Reprezent, a not for profit organisation that trains young people in south London in online radio production and broadcasting, invited Chief Superintendent Jeremy Burton to discuss policing and crime issues in Lewisham.Mr Burton joined Tashomi Balfour, 21, the chair of Lewisham police’s advisory group, to meet with a panel of young residents.
There was a mixture of opinions regarding young people’s views on police in the borough. Mr Burton said: “It’s really important that police are approachable in Lewisham, because we are not only there to reduce crime and disorder, but to reassure and support young people.”
However, the panel refused to give the police an easy ride, claiming they found them “intimidating.”
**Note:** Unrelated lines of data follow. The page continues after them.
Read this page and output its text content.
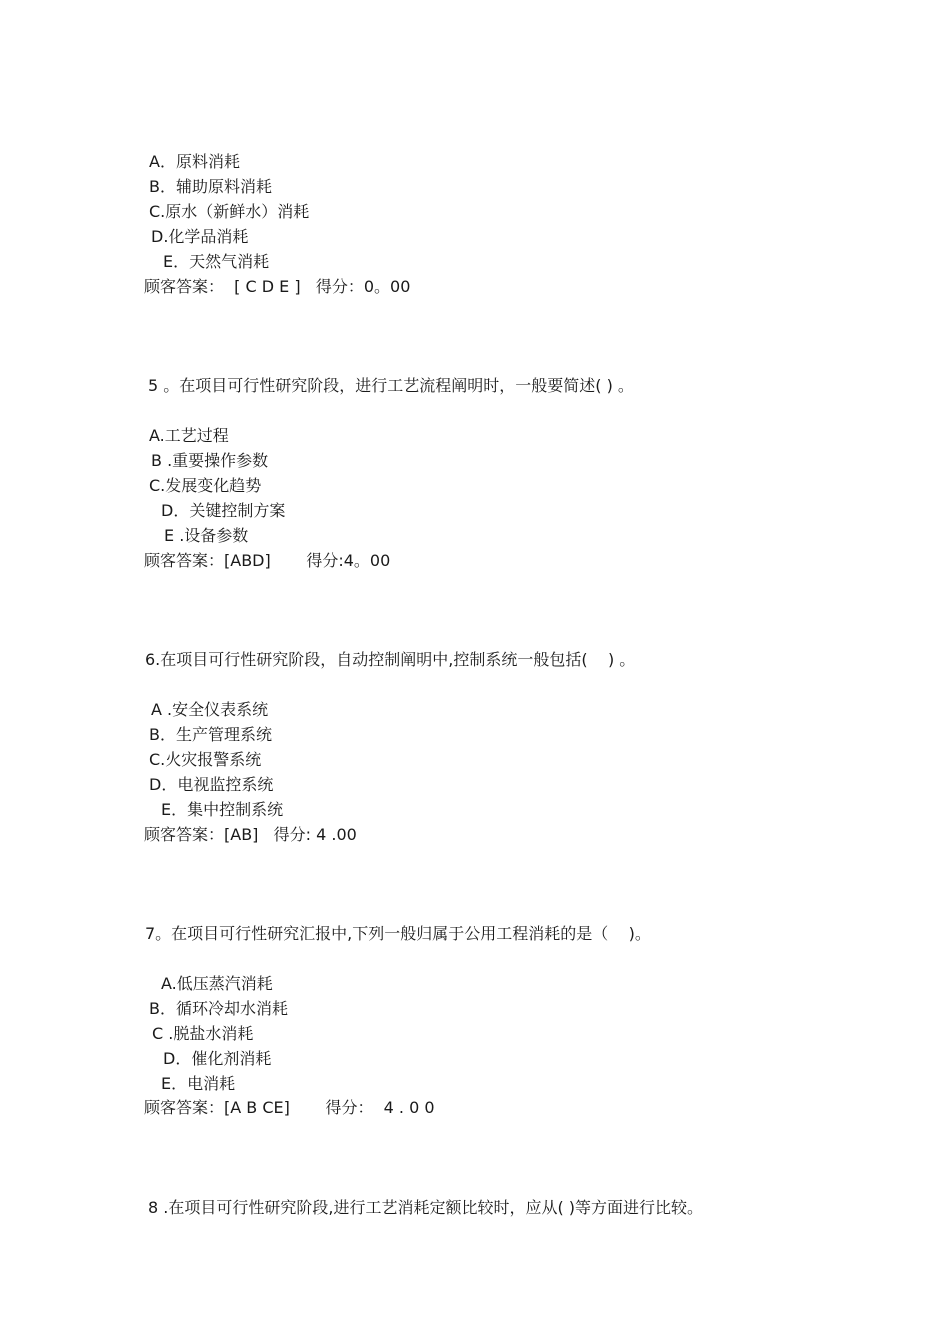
A．原料消耗
B．辅助原料消耗
C.原水（新鲜水）消耗
D.化学品消耗
E．天然气消耗
顾客答案：  [ C D E ]   得分：0。00
5 。在项目可行性研究阶段，进行工艺流程阐明时，一般要简述( ) 。
A.工艺过程
B .重要操作参数
C.发展变化趋势
D．关键控制方案
E .设备参数
顾客答案：[ABD]       得分:4。00
6.在项目可行性研究阶段，自动控制阐明中,控制系统一般包括(    ) 。
A .安全仪表系统
B．生产管理系统
C.火灾报警系统
D．电视监控系统
E．集中控制系统
顾客答案：[AB]   得分: 4 .00
7。在项目可行性研究汇报中,下列一般归属于公用工程消耗的是（    )。
A.低压蒸汽消耗
B．循环冷却水消耗
C .脱盐水消耗
D．催化剂消耗
E．电消耗
顾客答案：[A B CE]       得分：  4 . 0 0
8 .在项目可行性研究阶段,进行工艺消耗定额比较时，应从( )等方面进行比较。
Mr Burton continued to grapple with the young people’s concerns, including a reluctance to report crimes and the growing fear that Lewisham has become one of the main areas of crime.
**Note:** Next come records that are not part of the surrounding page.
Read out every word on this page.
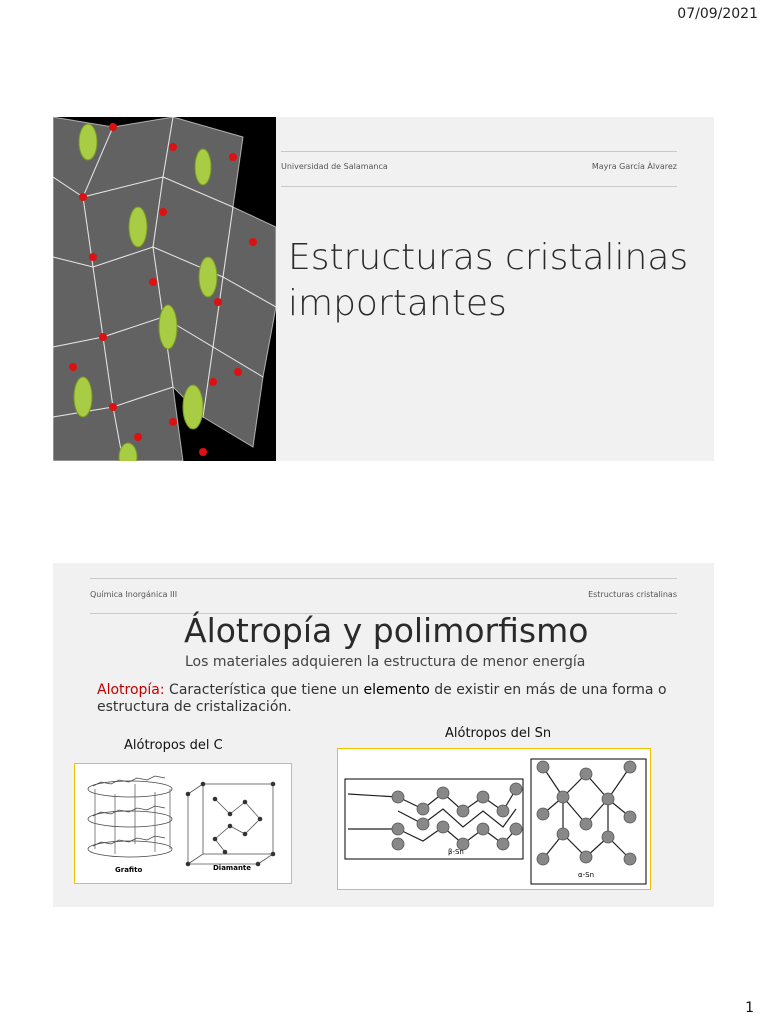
07/09/2021
Universidad de Salamanca	Mayra García Àlvarez
Estructuras cristalinas
importantes
Química Inorgánica III	Estructuras cristalinas
Álotropía y polimorfismo
Los materiales adquieren la estructura de menor energía
Alotropía: Característica que tiene un elemento de existir en más de una forma o estructura de cristalización.
Alótropos del C
Alótropos del Sn
Grafito	Diamante
β-Sn
α-Sn
1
“It’s about perception really”, he said. “The crime figures are coming down in some areas … but it’s not about crime figures for me. It’s about how young people feel.”
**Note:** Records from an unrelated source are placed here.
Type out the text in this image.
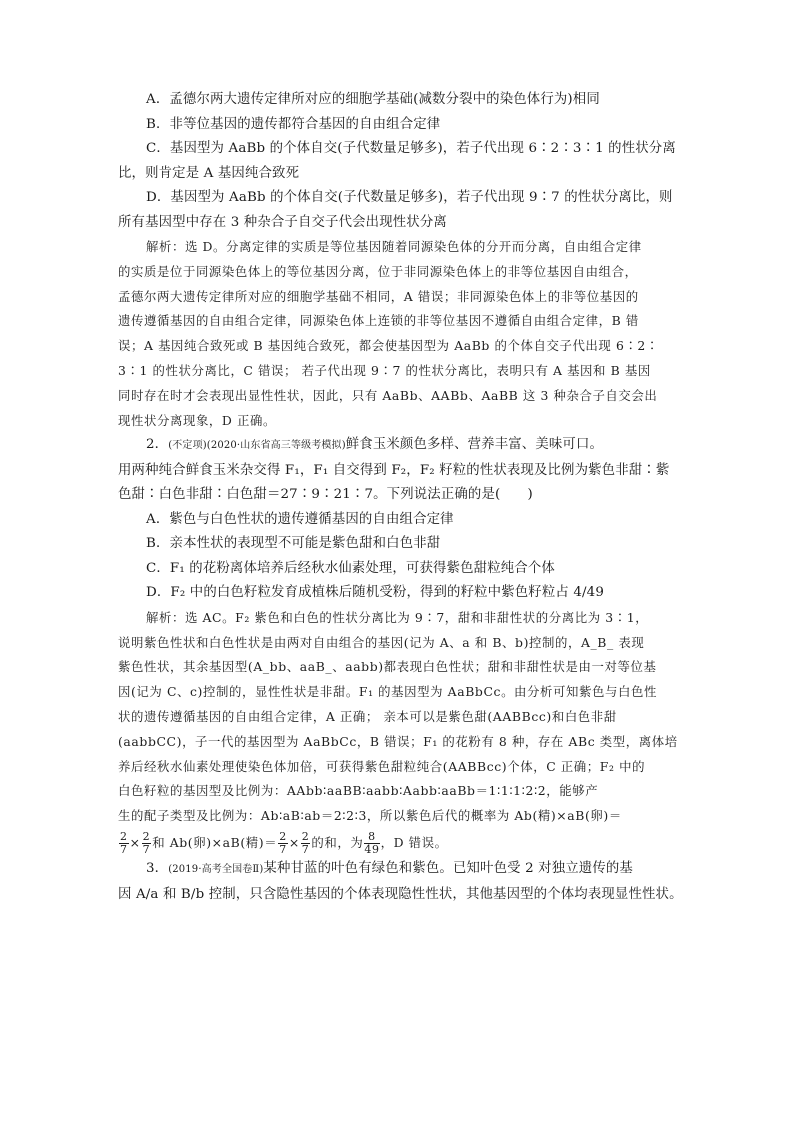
A．孟德尔两大遗传定律所对应的细胞学基础(减数分裂中的染色体行为)相同
B．非等位基因的遗传都符合基因的自由组合定律
C．基因型为 AaBb 的个体自交(子代数量足够多)，若子代出现 6∶2∶3∶1 的性状分离
比，则肯定是 A 基因纯合致死
D．基因型为 AaBb 的个体自交(子代数量足够多)，若子代出现 9∶7 的性状分离比，则
所有基因型中存在 3 种杂合子自交子代会出现性状分离
解析：选 D。分离定律的实质是等位基因随着同源染色体的分开而分离，自由组合定律
的实质是位于同源染色体上的等位基因分离，位于非同源染色体上的非等位基因自由组合，
孟德尔两大遗传定律所对应的细胞学基础不相同，A 错误；非同源染色体上的非等位基因的
遗传遵循基因的自由组合定律，同源染色体上连锁的非等位基因不遵循自由组合定律，B 错
误；A 基因纯合致死或 B 基因纯合致死，都会使基因型为 AaBb 的个体自交子代出现 6∶2∶
3∶1 的性状分离比，C 错误； 若子代出现 9∶7 的性状分离比，表明只有 A 基因和 B 基因
同时存在时才会表现出显性性状，因此，只有 AaBb、AABb、AaBB 这 3 种杂合子自交会出
现性状分离现象，D 正确。
2．(不定项)(2020·山东省高三等级考模拟)鲜食玉米颜色多样、营养丰富、美味可口。
用两种纯合鲜食玉米杂交得 F₁，F₁ 自交得到 F₂，F₂ 籽粒的性状表现及比例为紫色非甜∶紫
色甜∶白色非甜∶白色甜＝27∶9∶21∶7。下列说法正确的是(　　)
A．紫色与白色性状的遗传遵循基因的自由组合定律
B．亲本性状的表现型不可能是紫色甜和白色非甜
C．F₁ 的花粉离体培养后经秋水仙素处理，可获得紫色甜粒纯合个体
D．F₂ 中的白色籽粒发育成植株后随机受粉，得到的籽粒中紫色籽粒占 4/49
解析：选 AC。F₂ 紫色和白色的性状分离比为 9∶7，甜和非甜性状的分离比为 3∶1，
说明紫色性状和白色性状是由两对自由组合的基因(记为 A、a 和 B、b)控制的，A_B_ 表现
紫色性状，其余基因型(A_bb、aaB_、aabb)都表现白色性状；甜和非甜性状是由一对等位基
因(记为 C、c)控制的，显性性状是非甜。F₁ 的基因型为 AaBbCc。由分析可知紫色与白色性
状的遗传遵循基因的自由组合定律，A 正确； 亲本可以是紫色甜(AABBcc)和白色非甜
(aabbCC)，子一代的基因型为 AaBbCc，B 错误；F₁ 的花粉有 8 种，存在 ABc 类型，离体培
养后经秋水仙素处理使染色体加倍，可获得紫色甜粒纯合(AABBcc)个体，C 正确；F₂ 中的
白色籽粒的基因型及比例为：AAbb∶aaBB∶aabb∶Aabb∶aaBb＝1∶1∶1∶2∶2，能够产
生的配子类型及比例为：Ab∶aB∶ab＝2∶2∶3，所以紫色后代的概率为 Ab(精)×aB(卵)＝
$\frac{2}{7} \times \frac{2}{7}$ 和 Ab(卵)×aB(精)＝ $\frac{2}{7} \times \frac{2}{7}$ 的和，为 $\frac{8}{49}$ ，D 错误。
3．(2019·高考全国卷Ⅱ)某种甘蓝的叶色有绿色和紫色。已知叶色受 2 对独立遗传的基
因 A/a 和 B/b 控制，只含隐性基因的个体表现隐性性状，其他基因型的个体均表现显性性状。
One young resident of Lewisham complained: “There are a lot of teens but not enough to keep them busy.” Mr Burton spoke about the diversionary work the police are involved in, such as sports initiatives MetTrack and Kicks and the Volunteer Police Cadet programme.
Stop and Search was a more pressing issue, as both vox pops and opinions from the panel suggested racism is involved.
Mr Burton explained: “Stop and search is based on intelligence, so if someone is stopped and searched it is done with that intelligence to hand. There shouldn’t be routine incidents of people being stopped and searched unlawfully.
“However, if as a young person you feel it hasn’t been done properly, I would encourage you to complain.”
One member of the panel said that although he personally had never had a bad experience, many of his friends had. “Whenever I see people getting stopped and searched, I can’t recollect one time when it didn’t involve a black person.”
However, another member of the panel countered this, suggesting it is due to the high proportion of black residents in Lewisham.
Mr Balfour summed up by saying: “It’s important for young people to not just sit back and complain about the system. To make a difference and change things you are not happy about, you have to get involved.”